Feminist educator, Claudia Korol, of Argentina, was in Uruguay to present her book Las revoluciones de Berta, which gathers conversations between her and Berta held over the years about the reality of Latin America, the coup d´ Etat in Honduras against Manuel Zelaya´s administration, the building of the National Front of Popular Resistance, the intersectional struggle of COPINH, the feminist approach to conflict resolution, the role of information and community communications as part of the political struggle.
Reading this book is like listening to the human rights defender, women, peoples, territories, rivers: at first hand, without intermediaries.

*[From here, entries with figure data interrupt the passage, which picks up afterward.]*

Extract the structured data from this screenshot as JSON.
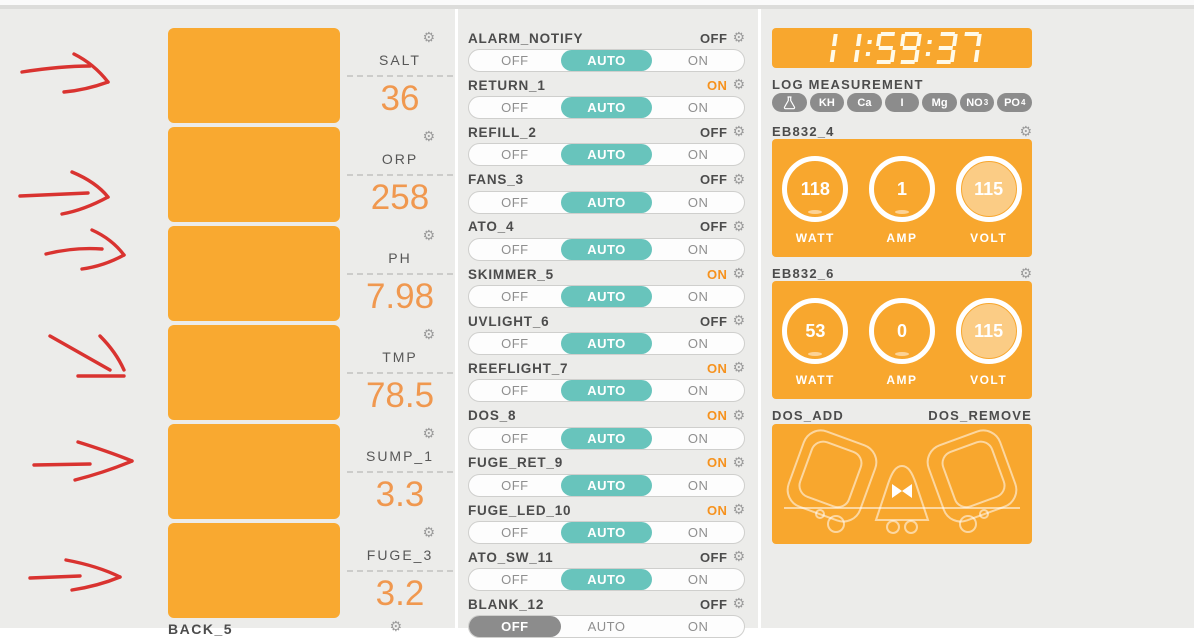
{
  "colors": {
    "background": "#ECECEA",
    "card_orange": "#F8A72E",
    "tile_orange": "#F9A930",
    "teal_selected": "#68C4BC",
    "gray_selected": "#8C8C8C",
    "status_on_orange": "#F6921E",
    "probe_value_orange": "#F0984F",
    "arrow_red": "#D93330",
    "label_gray": "#4C4C4C"
  },
  "icons": {
    "gear": "⚙",
    "flask": "flask-icon"
  },
  "annotations": {
    "arrow_count": 6
  },
  "probes": [
    {
      "name": "SALT",
      "value": "36"
    },
    {
      "name": "ORP",
      "value": "258"
    },
    {
      "name": "PH",
      "value": "7.98"
    },
    {
      "name": "TMP",
      "value": "78.5"
    },
    {
      "name": "SUMP_1",
      "value": "3.3"
    },
    {
      "name": "FUGE_3",
      "value": "3.2"
    },
    {
      "name": "BACK_5",
      "value": ""
    }
  ],
  "toggle_options": [
    "OFF",
    "AUTO",
    "ON"
  ],
  "outlets": [
    {
      "name": "ALARM_NOTIFY",
      "status": "OFF",
      "mode": "AUTO"
    },
    {
      "name": "RETURN_1",
      "status": "ON",
      "mode": "AUTO"
    },
    {
      "name": "REFILL_2",
      "status": "OFF",
      "mode": "AUTO"
    },
    {
      "name": "FANS_3",
      "status": "OFF",
      "mode": "AUTO"
    },
    {
      "name": "ATO_4",
      "status": "OFF",
      "mode": "AUTO"
    },
    {
      "name": "SKIMMER_5",
      "status": "ON",
      "mode": "AUTO"
    },
    {
      "name": "UVLIGHT_6",
      "status": "OFF",
      "mode": "AUTO"
    },
    {
      "name": "REEFLIGHT_7",
      "status": "ON",
      "mode": "AUTO"
    },
    {
      "name": "DOS_8",
      "status": "ON",
      "mode": "AUTO"
    },
    {
      "name": "FUGE_RET_9",
      "status": "ON",
      "mode": "AUTO"
    },
    {
      "name": "FUGE_LED_10",
      "status": "ON",
      "mode": "AUTO"
    },
    {
      "name": "ATO_SW_11",
      "status": "OFF",
      "mode": "AUTO"
    },
    {
      "name": "BLANK_12",
      "status": "OFF",
      "mode": "OFF"
    }
  ],
  "clock": {
    "time": "11:59:37"
  },
  "log_measurement": {
    "title": "LOG MEASUREMENT",
    "pills": [
      {
        "icon": "flask-icon"
      },
      {
        "text": "KH"
      },
      {
        "text": "Ca"
      },
      {
        "text": "I"
      },
      {
        "text": "Mg"
      },
      {
        "text": "NO",
        "sub": "3"
      },
      {
        "text": "PO",
        "sub": "4"
      }
    ]
  },
  "eb_modules": [
    {
      "name": "EB832_4",
      "gauges": [
        {
          "value": "118",
          "label": "WATT",
          "fill": "low"
        },
        {
          "value": "1",
          "label": "AMP",
          "fill": "low"
        },
        {
          "value": "115",
          "label": "VOLT",
          "fill": "full"
        }
      ]
    },
    {
      "name": "EB832_6",
      "gauges": [
        {
          "value": "53",
          "label": "WATT",
          "fill": "low"
        },
        {
          "value": "0",
          "label": "AMP",
          "fill": "low"
        },
        {
          "value": "115",
          "label": "VOLT",
          "fill": "full"
        }
      ]
    }
  ],
  "dos": {
    "left_label": "DOS_ADD",
    "right_label": "DOS_REMOVE"
  }
}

Real World Radio interviewed Claudia Korol about the contents of the book, her friendship with Berta and how her experiences can inspire new generations of activists around the world.
“Berta showed me another way of doing politics”, said the popular educator of Pañuelos en Rebeldía. “How governance is built based on the struggle against oppression, in a creative way, dreaming with utopias, imagining specific actions for the reestablishment of Honduras from the grassroots”.
Korol explained that the goal of her book is to “continue multiplying the thought, experiences and struggle” of the Honduran defender.
Korol defined Cáceres as “an extraordinary human being; a fighter, a revolutionary, a feminist”. “Berta put her body and soul into each and every one of the words she said. She had a global perspective, that promoted research to know how to face the transnational corporations and the banks that finance extractivist projects in indigenous territories”.
“She was a person who paid attention to language, especially non-sexist language. I´ve seen her correcting over and over COPINH´s statements or the statements of other social organizations because she found “machista” expressions or expressions that invisibilized women. She knew the role of communications in popular organizations, and she valued it so much”. A clear example of this are the community radios of COPINH which broadcast information and concepts for the political capacity building of its members.
The book also includes chapters with testimonies and reflections shared by the son of Berta, Salvador, and her daughters: Bertha and Laura: “They are continuing her activism in COPINH. I see in them a mixture of hardness and warmth that I saw in Berta and how the struggle transcends all of us”.